You know how you'll be struggling to remember something, a word or a name, and you can't think of it, but then, like 3 days later, it'll suddenly pop into your head and you'll randomly say it out loud?
The mind, when set on a task, usually keeps working at it. Some tasks, you don't know you've set it on. For example, a task might be to process the stress you feel about an upcoming event and make some sense of it. So you start having vivid chasing dreams in which two faceless bad guys are chasing you around an abandoned riverboat in a dark swamp trying to steal your bottle of vanilla conditioner. But what I think this really is is the visual representation of your brain's filing and processing systems - the hard disk and the memory working in tandem, if you will.
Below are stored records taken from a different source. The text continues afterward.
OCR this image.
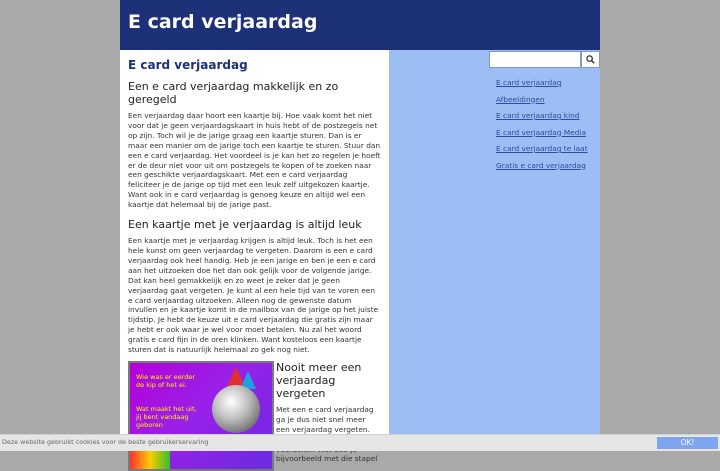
E card verjaardag
E card verjaardag
Een e card verjaardag makkelijk en zo geregeld

Een verjaardag daar hoort een kaartje bij. Hoe vaak komt het niet voor dat je geen verjaardagskaart in huis hebt of de postzegels net op zijn. Toch wil je de jarige graag een kaartje sturen. Dan is er maar een manier om de jarige toch een kaartje te sturen. Stuur dan een e card verjaardag. Het voordeel is je kan het zo regelen je hoeft er de deur niet voor uit om postzegels te kopen of te zoeken naar een geschikte verjaardagskaart. Met een e card verjaardag feliciteer je de jarige op tijd met een leuk zelf uitgekozen kaartje. Want ook in e card verjaardag is genoeg keuze en altijd wel een kaartje dat helemaal bij de jarige past.

Een kaartje met je verjaardag is altijd leuk

Een kaartje met je verjaardag krijgen is altijd leuk. Toch is het een hele kunst om geen verjaardag te vergeten. Daarom is een e card verjaardag ook heel handig. Heb je een jarige en ben je een e card aan het uitzoeken doe het dan ook gelijk voor de volgende jarige. Dat kan heel gemakkelijk en zo weet je zeker dat je geen verjaardag gaat vergeten. Je kunt al een hele tijd van te voren een e card verjaardag uitzoeken. Alleen nog de gewenste datum invullen en je kaartje komt in de mailbox van de jarige op het juiste tijdstip. Je hebt de keuze uit e card verjaardag die gratis zijn maar je hebt er ook waar je wel voor moet betalen. Nu zal het woord gratis e card fijn in de oren klinken. Want kosteloos een kaartje sturen dat is natuurlijk helemaal zo gek nog niet.

Wie was er eerder de kip of het ei.
Wat maakt het uit, jij bent vandaag geboren
Nooit meer een verjaardag vergeten

Met een e card verjaardag ga je dus niet snel meer een verjaardag vergeten. bijvoorbeeld met die stapel

E card verjaardag
Afbeeldingen
E card verjaardag kind
E card verjaardag Media
E card verjaardag te laat
Gratis e card verjaardag
Deze website gebruikt cookies voor de beste gebruikerservaring	OK!
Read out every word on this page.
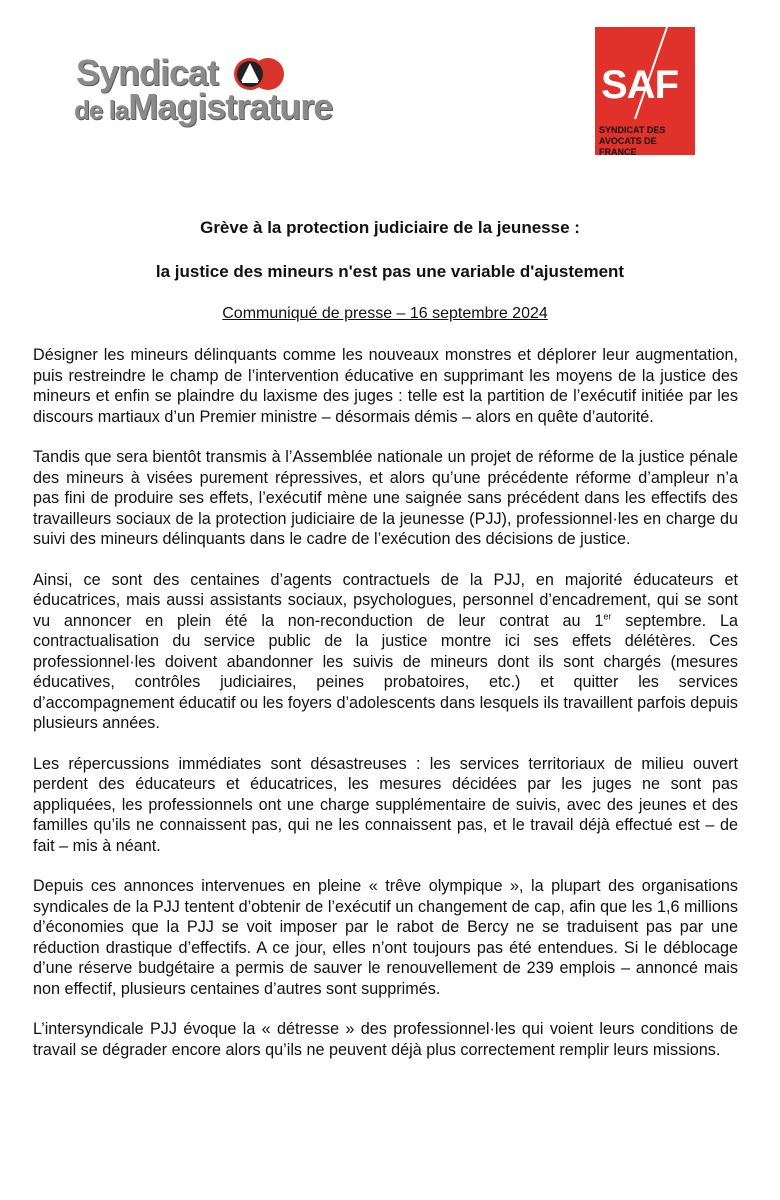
Syndicat
de laMagistrature	SAF
SYNDICAT DES
AVOCATS DE FRANCE
Grève à la protection judiciaire de la jeunesse :
la justice des mineurs n'est pas une variable d'ajustement
Communiqué de presse – 16 septembre 2024

Désigner les mineurs délinquants comme les nouveaux monstres et déplorer leur augmentation, puis restreindre le champ de l’intervention éducative en supprimant les moyens de la justice des mineurs et enfin se plaindre du laxisme des juges : telle est la partition de l’exécutif initiée par les discours martiaux d’un Premier ministre – désormais démis – alors en quête d’autorité.

Tandis que sera bientôt transmis à l’Assemblée nationale un projet de réforme de la justice pénale des mineurs à visées purement répressives, et alors qu’une précédente réforme d’ampleur n’a pas fini de produire ses effets, l’exécutif mène une saignée sans précédent dans les effectifs des travailleurs sociaux de la protection judiciaire de la jeunesse (PJJ), professionnel·les en charge du suivi des mineurs délinquants dans le cadre de l’exécution des décisions de justice.

Ainsi, ce sont des centaines d’agents contractuels de la PJJ, en majorité éducateurs et éducatrices, mais aussi assistants sociaux, psychologues, personnel d’encadrement, qui se sont vu annoncer en plein été la non-reconduction de leur contrat au 1er septembre. La contractualisation du service public de la justice montre ici ses effets délétères. Ces professionnel·les doivent abandonner les suivis de mineurs dont ils sont chargés (mesures éducatives, contrôles judiciaires, peines probatoires, etc.) et quitter les services d’accompagnement éducatif ou les foyers d’adolescents dans lesquels ils travaillent parfois depuis plusieurs années.

Les répercussions immédiates sont désastreuses : les services territoriaux de milieu ouvert perdent des éducateurs et éducatrices, les mesures décidées par les juges ne sont pas appliquées, les professionnels ont une charge supplémentaire de suivis, avec des jeunes et des familles qu’ils ne connaissent pas, qui ne les connaissent pas, et le travail déjà effectué est – de fait – mis à néant.

Depuis ces annonces intervenues en pleine « trêve olympique », la plupart des organisations syndicales de la PJJ tentent d’obtenir de l’exécutif un changement de cap, afin que les 1,6 millions d’économies que la PJJ se voit imposer par le rabot de Bercy ne se traduisent pas par une réduction drastique d’effectifs. A ce jour, elles n’ont toujours pas été entendues. Si le déblocage d’une réserve budgétaire a permis de sauver le renouvellement de 239 emplois – annoncé mais non effectif, plusieurs centaines d’autres sont supprimés.

L’intersyndicale PJJ évoque la « détresse » des professionnel·les qui voient leurs conditions de travail se dégrader encore alors qu’ils ne peuvent déjà plus correctement remplir leurs missions.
All this goes on all the time as your brain reaches back to fetch items you request of it, but because we exist in the conscious when we're awake, we aren't aware of it. When we sleep, we get to "view" the workings of the subconscious.
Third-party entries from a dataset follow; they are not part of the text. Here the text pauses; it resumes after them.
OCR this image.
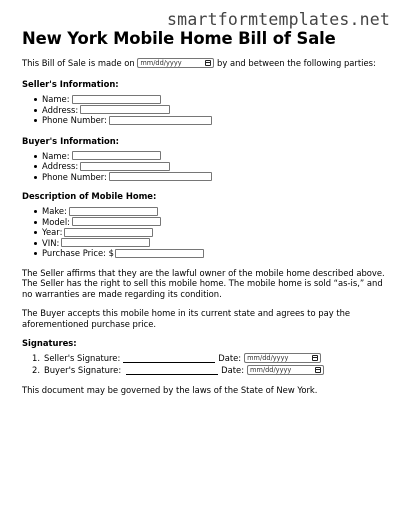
smartformtemplates.net
New York Mobile Home Bill of Sale
This Bill of Sale is made on mm/dd/yyyy	by and between the following parties:

Seller's Information:

Name:
Address:
Phone Number:

Buyer's Information:

Name:
Address:
Phone Number:

Description of Mobile Home:

Make:
Model:
Year:
VIN:
Purchase Price: $

The Seller affirms that they are the lawful owner of the mobile home described above. The Seller has the right to sell this mobile home. The mobile home is sold “as-is,” and no warranties are made regarding its condition.

The Buyer accepts this mobile home in its current state and agrees to pay the aforementioned purchase price.

Signatures:

1. Seller's Signature:	Date: mm/dd/yyyy
2. Buyer's Signature:	Date: mm/dd/yyyy

This document may be governed by the laws of the State of New York.
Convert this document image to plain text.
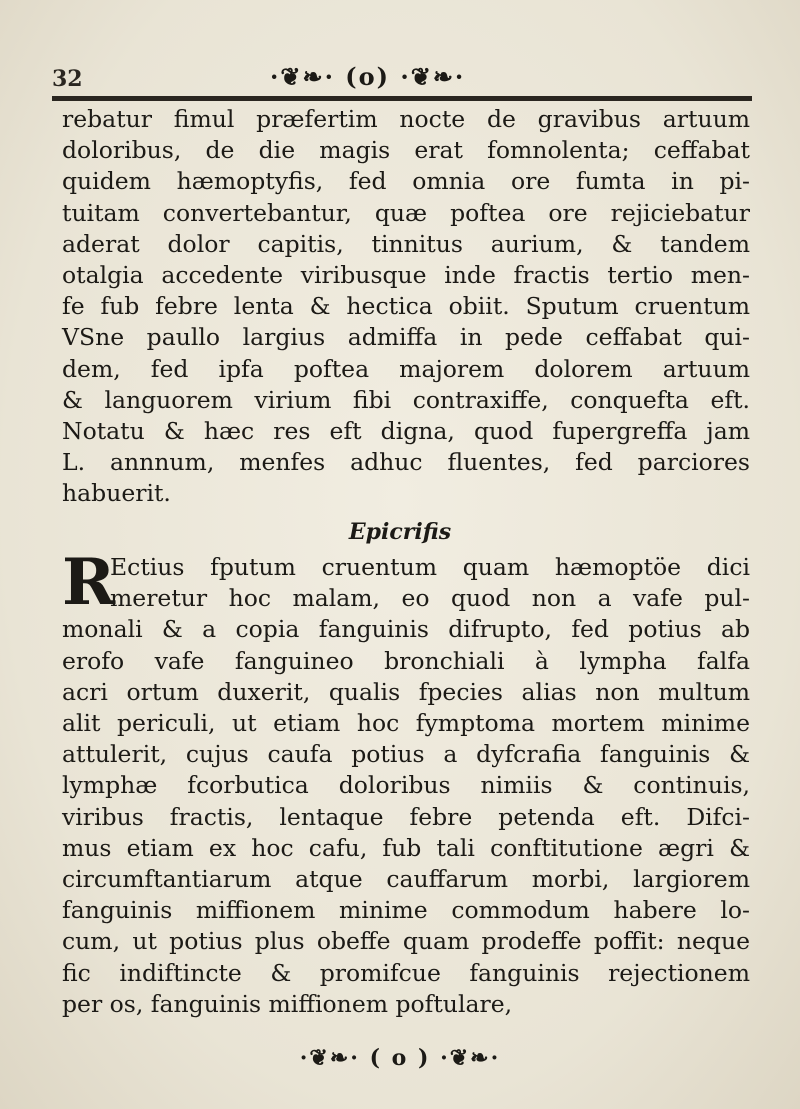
32	·❦❧· (o) ·❦❧·
rebatur fimul præfertim nocte de gravibus artuum
doloribus, de die magis erat fomnolenta; ceffabat
quidem hæmoptyfis, fed omnia ore fumta in pi-
tuitam convertebantur, quæ poftea ore rejiciebatur
aderat dolor capitis, tinnitus aurium, & tandem
otalgia accedente viribusque inde fractis tertio men-
fe fub febre lenta & hectica obiit. Sputum cruentum
VSne paullo largius admiffa in pede ceffabat qui-
dem, fed ipfa poftea majorem dolorem artuum
& languorem virium fibi contraxiffe, conquefta eft.
Notatu & hæc res eft digna, quod fupergreffa jam
L. annnum, menfes adhuc fluentes, fed parciores
habuerit.
Epicrifis
R
Ectius fputum cruentum quam hæmoptöe dici
meretur hoc malam, eo quod non a vafe pul-
monali & a copia fanguinis difrupto, fed potius ab
erofo vafe fanguineo bronchiali à lympha falfa
acri ortum duxerit, qualis fpecies alias non multum
alit periculi, ut etiam hoc fymptoma mortem minime
attulerit, cujus caufa potius a dyfcrafia fanguinis &
lymphæ fcorbutica doloribus nimiis & continuis,
viribus fractis, lentaque febre petenda eft. Difci-
mus etiam ex hoc cafu, fub tali conftitutione ægri &
circumftantiarum atque cauffarum morbi, largiorem
fanguinis miffionem minime commodum habere lo-
cum, ut potius plus obeffe quam prodeffe poffit: neque
fic indiftincte & promifcue fanguinis rejectionem
per os, fanguinis miffionem poftulare,
·❦❧· ( o ) ·❦❧·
Look at it this way - imagine your memory was a file box full of printed LoT threads. Now imagine you were trying to remember the thread title of, let's say, my hot chocolate poem. So you're flipping through the files, and on the way, you come across EH's quote where Mark Twain takes a jab at congress. Then you hit upon the geek t-shirt thread where Tito's kitten links you to a t-shirt that says Pirates are better than Ninjas. And you come across several threads that mention the gold Mickey ears for the 50th. Well, the way you might "see" this in your dream is that Mark Twain is a member of congress, and everyone else in congress is a bunch of idiots, and they're all yelling and screaming like Britain's House of Commons during a "debate" on whether pirates or ninjas are better, and somehow this decision is critical if they're going to be able to acquire the gold Mickey ears, an anticipated national treasure, but the whole thing is finally resolved when someone serves hot chocolate.
This is also why some dreams make more sense than others. In some dreams, you're flipping through random files because your brain is hoping to find something specific within them, and in other dreams, you're literally processing information. If you were thinking about some friend of yours and wondered "what would happen if....", your brain might not know to stop processing this when you move on to another task. You might consciously have forgotten wondering it, but lo and behold, that night you have a really strange dream about marrying some friend of yours to whom you're not remotely attracted. Or you might have a dream where your brain is wondering "what would happen if... something went wrong at my speech next week" and so your brain, in its own inimitable way, comes up with a scenario in which something goes horribly wrong (though why 50-year old bar chicks in liederhosen would bring pickles to your product proposal, no one can explain), in order to give it a chance to figure out how you'd deal with it - to literally prepare you.
Anyway, that's my take. I believe there's a spiritual side too, but it's rare.